Die Abstimmung war der Auftakt des europäischen Superwahljahrs 2017 - ein großer Erfolg von Wilders wäre als Rückschlag für die Europäische Union gewertet worden. Weitere Etappen sind die Präsidentschaftswahlen in Frankreich im April/Mai und die Bundestagswahl im September. In beiden Ländern gibt es ebenfalls scharfe rechtspopulistische Attacken.

Eigentlicher Wahlgewinner sind die Grünen, die sich deutlich verbessern konnten und in Amsterdam sogar siegten. In der zweitgrößten Stadt Rotterdam wurde Ruttes VVD stärkste Kraft. Der seit 2010 amtierende Premier Rutte kann seine bisherige Koalition mit den Sozialdemokraten allerdings nicht fortsetzen.
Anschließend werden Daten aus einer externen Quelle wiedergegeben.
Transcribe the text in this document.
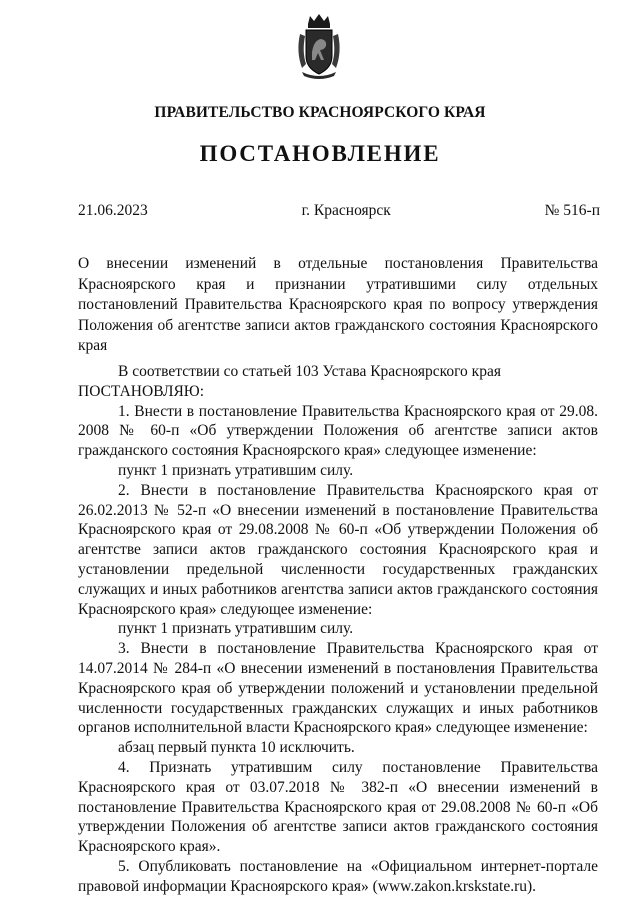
ПРАВИТЕЛЬСТВО КРАСНОЯРСКОГО КРАЯ
ПОСТАНОВЛЕНИЕ
21.06.2023	г. Красноярск	№ 516-п
О внесении изменений в отдельные постановления Правительства Красноярского края и признании утратившими силу отдельных постановлений Правительства Красноярского края по вопросу утверждения Положения об агентстве записи актов гражданского состояния Красноярского края

В соответствии со статьей 103 Устава Красноярского края

ПОСТАНОВЛЯЮ:

1. Внести в постановление Правительства Красноярского края от 29.08. 2008 № 60-п «Об утверждении Положения об агентстве записи актов гражданского состояния Красноярского края» следующее изменение:

пункт 1 признать утратившим силу.

2. Внести в постановление Правительства Красноярского края от 26.02.2013 № 52-п «О внесении изменений в постановление Правительства Красноярского края от 29.08.2008 № 60-п «Об утверждении Положения об агентстве записи актов гражданского состояния Красноярского края и установлении предельной численности государственных гражданских служащих и иных работников агентства записи актов гражданского состояния Красноярского края» следующее изменение:

пункт 1 признать утратившим силу.

3. Внести в постановление Правительства Красноярского края от 14.07.2014 № 284-п «О внесении изменений в постановления Правительства Красноярского края об утверждении положений и установлении предельной численности государственных гражданских служащих и иных работников органов исполнительной власти Красноярского края» следующее изменение:

абзац первый пункта 10 исключить.

4. Признать утратившим силу постановление Правительства Красноярского края от 03.07.2018 № 382-п «О внесении изменений в постановление Правительства Красноярского края от 29.08.2008 № 60-п «Об утверждении Положения об агентстве записи актов гражданского состояния Красноярского края».

5. Опубликовать постановление на «Официальном интернет-портале правовой информации Красноярского края» (www.zakon.krskstate.ru).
Der Bündnispartner wurde massiv abgestraft und erlitt eine in der niederländischen Parlamentsgeschichte beispiellose Niederlage.

Hohe Wahlbeteiligung

Die Beteiligung der Bürger lag nach einem zugespitzten Wahlkampf bei 81 Prozent - deutlich höher als 2012. Damals beteiligten sich knapp 75 Prozent der etwa 13 Millionen Stimmberechtigten.
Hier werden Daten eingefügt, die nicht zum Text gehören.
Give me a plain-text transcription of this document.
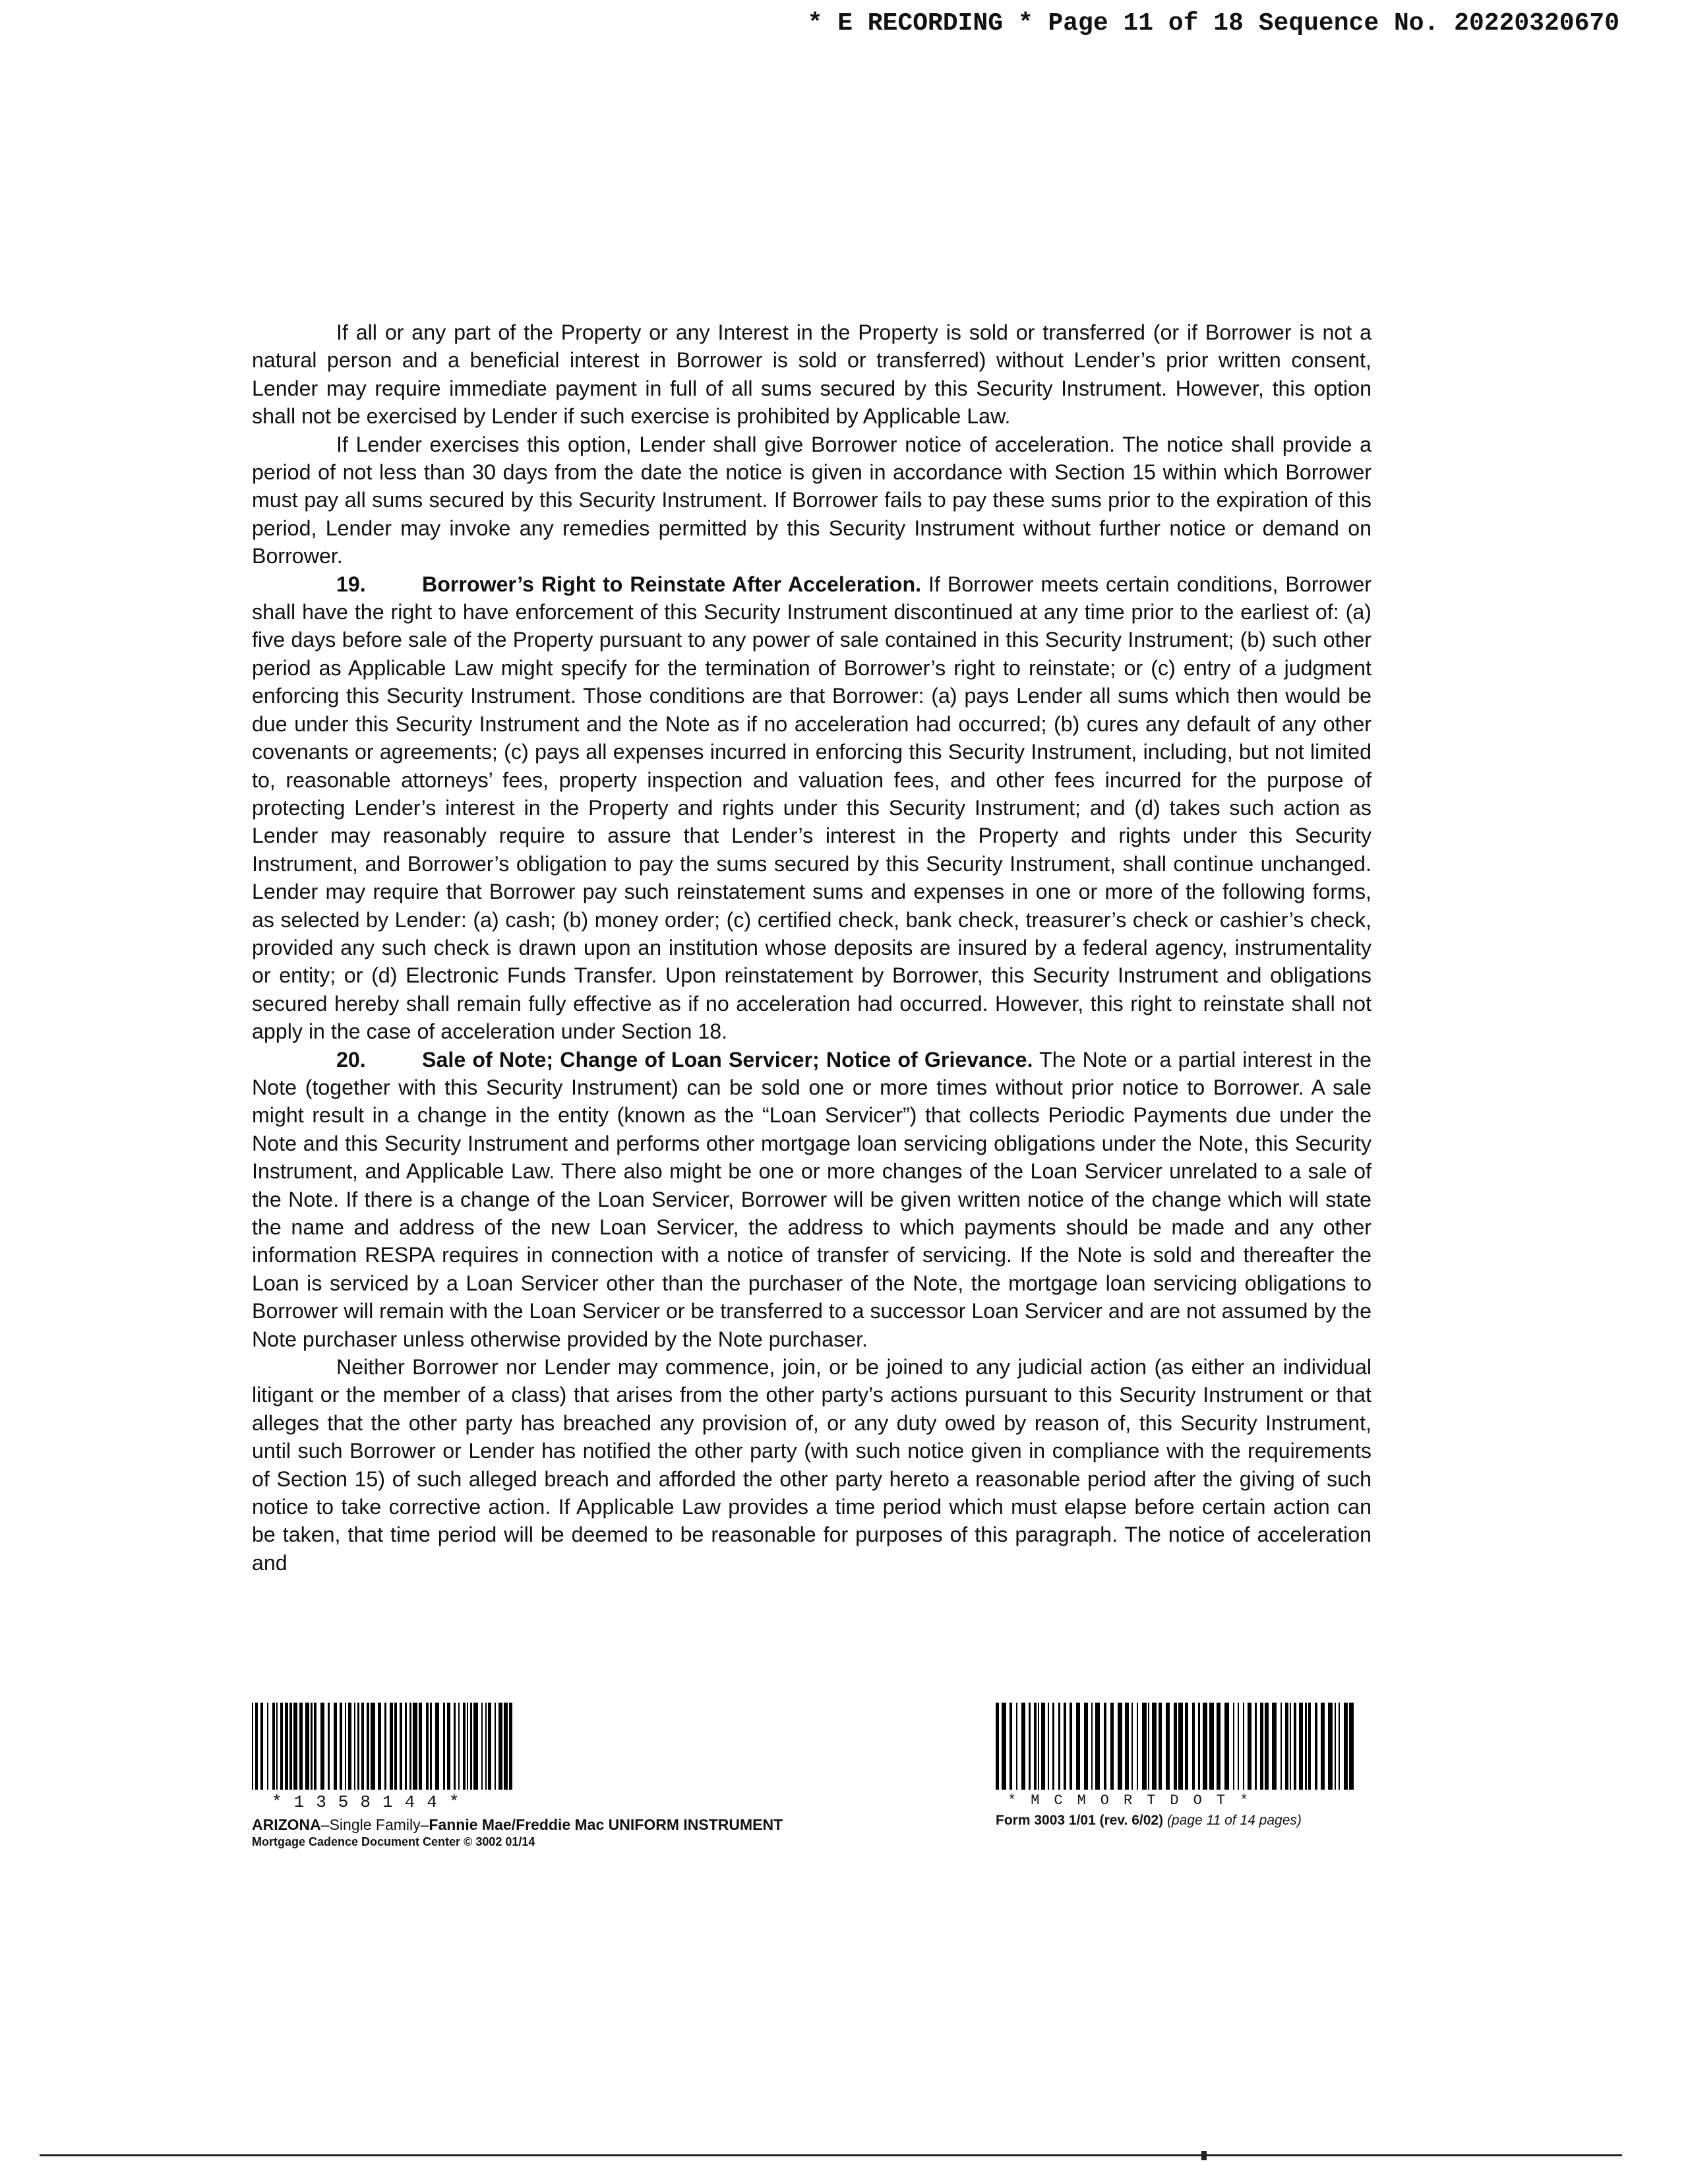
* E RECORDING * Page 11 of 18 Sequence No. 20220320670

If all or any part of the Property or any Interest in the Property is sold or transferred (or if Borrower is not a natural person and a beneficial interest in Borrower is sold or transferred) without Lender’s prior written consent, Lender may require immediate payment in full of all sums secured by this Security Instrument. However, this option shall not be exercised by Lender if such exercise is prohibited by Applicable Law.

If Lender exercises this option, Lender shall give Borrower notice of acceleration. The notice shall provide a period of not less than 30 days from the date the notice is given in accordance with Section 15 within which Borrower must pay all sums secured by this Security Instrument. If Borrower fails to pay these sums prior to the expiration of this period, Lender may invoke any remedies permitted by this Security Instrument without further notice or demand on Borrower.

19.	Borrower’s Right to Reinstate After Acceleration. If Borrower meets certain conditions, Borrower shall have the right to have enforcement of this Security Instrument discontinued at any time prior to the earliest of: (a) five days before sale of the Property pursuant to any power of sale contained in this Security Instrument; (b) such other period as Applicable Law might specify for the termination of Borrower’s right to reinstate; or (c) entry of a judgment enforcing this Security Instrument. Those conditions are that Borrower: (a) pays Lender all sums which then would be due under this Security Instrument and the Note as if no acceleration had occurred; (b) cures any default of any other covenants or agreements; (c) pays all expenses incurred in enforcing this Security Instrument, including, but not limited to, reasonable attorneys’ fees, property inspection and valuation fees, and other fees incurred for the purpose of protecting Lender’s interest in the Property and rights under this Security Instrument; and (d) takes such action as Lender may reasonably require to assure that Lender’s interest in the Property and rights under this Security Instrument, and Borrower’s obligation to pay the sums secured by this Security Instrument, shall continue unchanged. Lender may require that Borrower pay such reinstatement sums and expenses in one or more of the following forms, as selected by Lender: (a) cash; (b) money order; (c) certified check, bank check, treasurer’s check or cashier’s check, provided any such check is drawn upon an institution whose deposits are insured by a federal agency, instrumentality or entity; or (d) Electronic Funds Transfer. Upon reinstatement by Borrower, this Security Instrument and obligations secured hereby shall remain fully effective as if no acceleration had occurred. However, this right to reinstate shall not apply in the case of acceleration under Section 18.

20.	Sale of Note; Change of Loan Servicer; Notice of Grievance. The Note or a partial interest in the Note (together with this Security Instrument) can be sold one or more times without prior notice to Borrower. A sale might result in a change in the entity (known as the “Loan Servicer”) that collects Periodic Payments due under the Note and this Security Instrument and performs other mortgage loan servicing obligations under the Note, this Security Instrument, and Applicable Law. There also might be one or more changes of the Loan Servicer unrelated to a sale of the Note. If there is a change of the Loan Servicer, Borrower will be given written notice of the change which will state the name and address of the new Loan Servicer, the address to which payments should be made and any other information RESPA requires in connection with a notice of transfer of servicing. If the Note is sold and thereafter the Loan is serviced by a Loan Servicer other than the purchaser of the Note, the mortgage loan servicing obligations to Borrower will remain with the Loan Servicer or be transferred to a successor Loan Servicer and are not assumed by the Note purchaser unless otherwise provided by the Note purchaser.

Neither Borrower nor Lender may commence, join, or be joined to any judicial action (as either an individual litigant or the member of a class) that arises from the other party’s actions pursuant to this Security Instrument or that alleges that the other party has breached any provision of, or any duty owed by reason of, this Security Instrument, until such Borrower or Lender has notified the other party (with such notice given in compliance with the requirements of Section 15) of such alleged breach and afforded the other party hereto a reasonable period after the giving of such notice to take corrective action. If Applicable Law provides a time period which must elapse before certain action can be taken, that time period will be deemed to be reasonable for purposes of this paragraph. The notice of acceleration and

*1358144*
ARIZONA–Single Family–Fannie Mae/Freddie Mac UNIFORM INSTRUMENT
Mortgage Cadence Document Center © 3002 01/14
*MCMORTDOT*
Form 3003 1/01 (rev. 6/02) (page 11 of 14 pages)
Wilders will die Niederlande aus der EU führen. Er lag viele Monate in den Umfragen deutlich vorn. Der 53-Jährige bediente Ängste vor einer Zukunft in Europa, dem Verlust der nationalen Identität und dem Islam. Alle etablierten Parteien hatten eine Zusammenarbeit mit ihm allerdings ausgeschlossen.

Da es in den Niederlanden keine Sperrklausel wie die deutsche Fünf-Prozent-Hürde gibt, reicht ein kleiner Anteil der Stimmen aus, um einen Platz in der „Tweede Kamer“ (Zweiten Kammer) zu erobern. Die Regierungsbildung könnte sich nun entsprechend schwierig gestalten. Notwendig für die Regierungsbildung sind 76 der 150 Parlamentssitze.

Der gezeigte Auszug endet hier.